Coutinho couldn't be Neymar or Iniesta, and Barcelona signed him without any clear idea on how to integrate Coutinho-as-Coutinho into its team. In trying to cram his round-pegged skills into a square hole, Coutinho seemingly forgot how to be himself and to trust his instincts, so aberrant those instincts were to the positional game he found himself in, until all that was left was a timid, indecisive, useless husk of a formerly great player. Seeing this bombastic talent shrink into something strange and unrecognizable, and eventually wither away into nothingness, has been one of the more depressing stories in European soccer over the past few years.
But hey, the past is the past, and now Coutinho has the opportunity to start writing a new future for himself. That he'll attempt to do so at a club like Aston Villa makes it all the more intriguing. A few things probably motivated this particular move: Coutinho's desire to get some serious playing time in an effort to make it onto the Brazil roster for next winter's World Cup; the final hopes that he might yet come good at Barcelona dying with the firing of Ronald Koeman, who believed in Coutinho's talent and even got a couple great performances out of him at the beginning of last season before injuries and bad form sucked the Brazilian right back into the black hole; his faith that Villa manager and former Liverpool teammate Steven Gerrard will do everything in his power to unlock the latent abilities of what is now by far the club's most talented player.
That last factor was likely the most important one, and is the one that offers the most hope that Coutinho might be able to rekindle whatever spark is left. Gerrard saw up close what Coutinho can do at his best, and also what it took to get him there: trust, confidence, empowerment, and freedom. Like Carlo Ancelotti and James Rodríguez at Everton, the relationship between Gerrard and Coutinho will be the critical piece that inspires this attempted renaissance.

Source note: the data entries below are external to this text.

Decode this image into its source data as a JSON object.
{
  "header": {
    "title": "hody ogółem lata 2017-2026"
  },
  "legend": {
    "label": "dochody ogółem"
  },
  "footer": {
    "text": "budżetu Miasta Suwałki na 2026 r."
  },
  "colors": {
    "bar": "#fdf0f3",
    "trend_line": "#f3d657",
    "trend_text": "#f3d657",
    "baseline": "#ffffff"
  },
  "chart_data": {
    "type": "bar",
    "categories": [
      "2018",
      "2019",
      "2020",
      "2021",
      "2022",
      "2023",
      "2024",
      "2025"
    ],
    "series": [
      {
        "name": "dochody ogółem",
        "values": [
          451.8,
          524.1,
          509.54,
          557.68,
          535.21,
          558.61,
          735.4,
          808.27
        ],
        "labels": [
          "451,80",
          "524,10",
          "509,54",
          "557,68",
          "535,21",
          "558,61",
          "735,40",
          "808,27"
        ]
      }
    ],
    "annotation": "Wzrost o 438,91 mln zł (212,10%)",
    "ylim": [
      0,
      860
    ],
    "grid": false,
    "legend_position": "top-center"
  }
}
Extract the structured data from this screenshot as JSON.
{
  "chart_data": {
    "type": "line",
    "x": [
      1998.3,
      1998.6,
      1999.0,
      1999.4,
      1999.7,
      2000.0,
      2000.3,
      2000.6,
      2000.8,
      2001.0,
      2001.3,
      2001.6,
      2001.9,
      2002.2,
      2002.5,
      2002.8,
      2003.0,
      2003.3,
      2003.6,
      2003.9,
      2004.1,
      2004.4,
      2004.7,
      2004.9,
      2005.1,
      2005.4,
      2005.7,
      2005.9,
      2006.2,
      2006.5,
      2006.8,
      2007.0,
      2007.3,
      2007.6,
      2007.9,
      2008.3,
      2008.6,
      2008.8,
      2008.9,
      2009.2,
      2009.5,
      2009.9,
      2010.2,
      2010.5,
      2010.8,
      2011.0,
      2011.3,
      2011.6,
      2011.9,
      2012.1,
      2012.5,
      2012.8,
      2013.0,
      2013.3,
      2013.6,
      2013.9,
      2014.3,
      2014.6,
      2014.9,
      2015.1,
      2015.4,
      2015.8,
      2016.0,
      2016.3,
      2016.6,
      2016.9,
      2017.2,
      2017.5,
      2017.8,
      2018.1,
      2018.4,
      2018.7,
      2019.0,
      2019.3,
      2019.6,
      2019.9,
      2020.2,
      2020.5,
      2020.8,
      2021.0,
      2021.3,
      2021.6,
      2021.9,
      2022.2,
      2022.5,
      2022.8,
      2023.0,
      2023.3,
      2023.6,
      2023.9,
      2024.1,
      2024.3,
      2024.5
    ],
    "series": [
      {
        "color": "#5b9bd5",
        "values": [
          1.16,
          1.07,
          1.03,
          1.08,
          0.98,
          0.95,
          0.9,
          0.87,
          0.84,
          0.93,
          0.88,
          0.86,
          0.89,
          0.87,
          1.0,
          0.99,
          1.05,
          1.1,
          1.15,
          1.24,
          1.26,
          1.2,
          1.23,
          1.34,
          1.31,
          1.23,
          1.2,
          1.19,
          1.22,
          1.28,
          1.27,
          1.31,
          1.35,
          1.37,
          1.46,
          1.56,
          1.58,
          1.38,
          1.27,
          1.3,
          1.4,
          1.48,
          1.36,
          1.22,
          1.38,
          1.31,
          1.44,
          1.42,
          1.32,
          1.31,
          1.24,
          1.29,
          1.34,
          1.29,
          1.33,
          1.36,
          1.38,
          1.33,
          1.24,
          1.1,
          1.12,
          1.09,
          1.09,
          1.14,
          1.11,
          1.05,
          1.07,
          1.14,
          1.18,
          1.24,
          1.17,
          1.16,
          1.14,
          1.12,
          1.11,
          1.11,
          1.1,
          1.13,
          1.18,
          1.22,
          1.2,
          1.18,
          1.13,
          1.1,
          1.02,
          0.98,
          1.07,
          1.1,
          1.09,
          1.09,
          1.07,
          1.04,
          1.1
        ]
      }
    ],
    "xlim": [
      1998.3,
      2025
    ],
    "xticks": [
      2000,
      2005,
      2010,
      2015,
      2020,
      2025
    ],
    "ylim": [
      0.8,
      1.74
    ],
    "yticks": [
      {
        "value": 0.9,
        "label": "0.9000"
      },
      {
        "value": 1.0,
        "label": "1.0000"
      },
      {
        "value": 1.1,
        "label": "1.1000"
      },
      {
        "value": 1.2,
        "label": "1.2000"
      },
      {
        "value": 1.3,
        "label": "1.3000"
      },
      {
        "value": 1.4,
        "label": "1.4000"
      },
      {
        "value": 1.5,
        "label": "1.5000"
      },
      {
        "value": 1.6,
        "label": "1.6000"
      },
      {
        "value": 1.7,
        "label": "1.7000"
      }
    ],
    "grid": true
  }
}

Nevertheless, the transfer isn't a no-brainer, at least not from Villa's point of view. The Villans aren't going anywhere this season, so you could argue that the decision to spend big money for half a season of a player who is at this point an unknown quantity is a little questionable. Will the addition of Coutinho upend the tactical setup Gerrard has already spent time building? How will it affect the growth of Emiliano Buendía and Leon Bailey (two promising summer additions who've yet to blossom at the club, and who themselves need time and confidence to reach their high potentials), and promising youngster Jacob Ramsey? Is taking a flier on Coutinho and everything that will entail really worth it when the difference between Villa with a good Coutinho and Villa with no Coutinho is probably something like the difference between finishing 10th in the table and finishing 14th? And even if Coutinho does crush it, wouldn't he then be more likely to leave next summer for one of the dozens of clubs bigger than Aston Villa than he would be to sign there permanently?

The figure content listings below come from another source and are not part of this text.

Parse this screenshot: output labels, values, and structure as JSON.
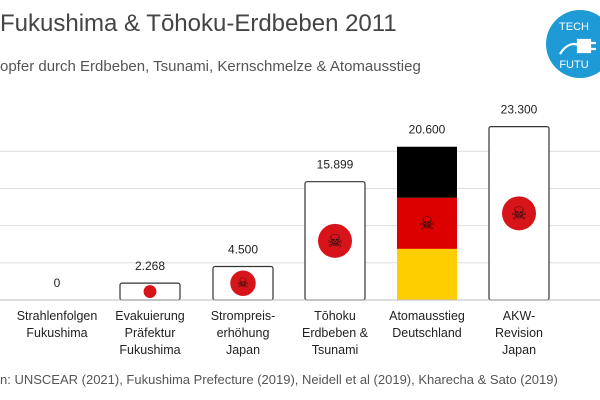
{
  "title": "Fukushima & Tōhoku-Erdbeben 2011",
  "subtitle": "opfer durch Erdbeben, Tsunami, Kernschmelze & Atomausstieg",
  "source": "n: UNSCEAR (2021), Fukushima Prefecture (2019), Neidell et al (2019), Kharecha & Sato (2019)",
  "badge": {
    "top_text": "TECH",
    "bottom_text": "FUTU",
    "color": "#1e9ad6"
  },
  "colors": {
    "japan_red": "#d7141a",
    "bar_border": "#333333",
    "grid": "#dddddd",
    "de_black": "#000000",
    "de_red": "#dd0000",
    "de_gold": "#ffce00"
  },
  "chart_data": {
    "type": "bar",
    "ylim": [
      0,
      25000
    ],
    "grid": true,
    "categories": [
      [
        "Strahlenfolgen",
        "Fukushima"
      ],
      [
        "Evakuierung",
        "Präfektur",
        "Fukushima"
      ],
      [
        "Strompreis-",
        "erhöhung",
        "Japan"
      ],
      [
        "Tōhoku",
        "Erdbeben &",
        "Tsunami"
      ],
      [
        "Atomausstieg",
        "Deutschland"
      ],
      [
        "AKW-",
        "Revision",
        "Japan"
      ]
    ],
    "values": [
      0,
      2268,
      4500,
      15899,
      20600,
      23300
    ],
    "value_labels": [
      "0",
      "2.268",
      "4.500",
      "15.899",
      "20.600",
      "23.300"
    ],
    "styles": [
      "japan",
      "japan",
      "japan",
      "japan",
      "germany",
      "japan"
    ]
  }
}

All of those doubts are well-founded, as is the broader concern that, after everything that has happened to him and the years that he's lost, Coutinho might just be done as a top-level player. But the possibility that he's not finished, that there are more surgical passes and pulverized top-right-corner benders and more blindingly white-verging-on-blue smiles from one of the great showmen of recent times, is more than enough reason to hope everything works out, whatever that means at this point.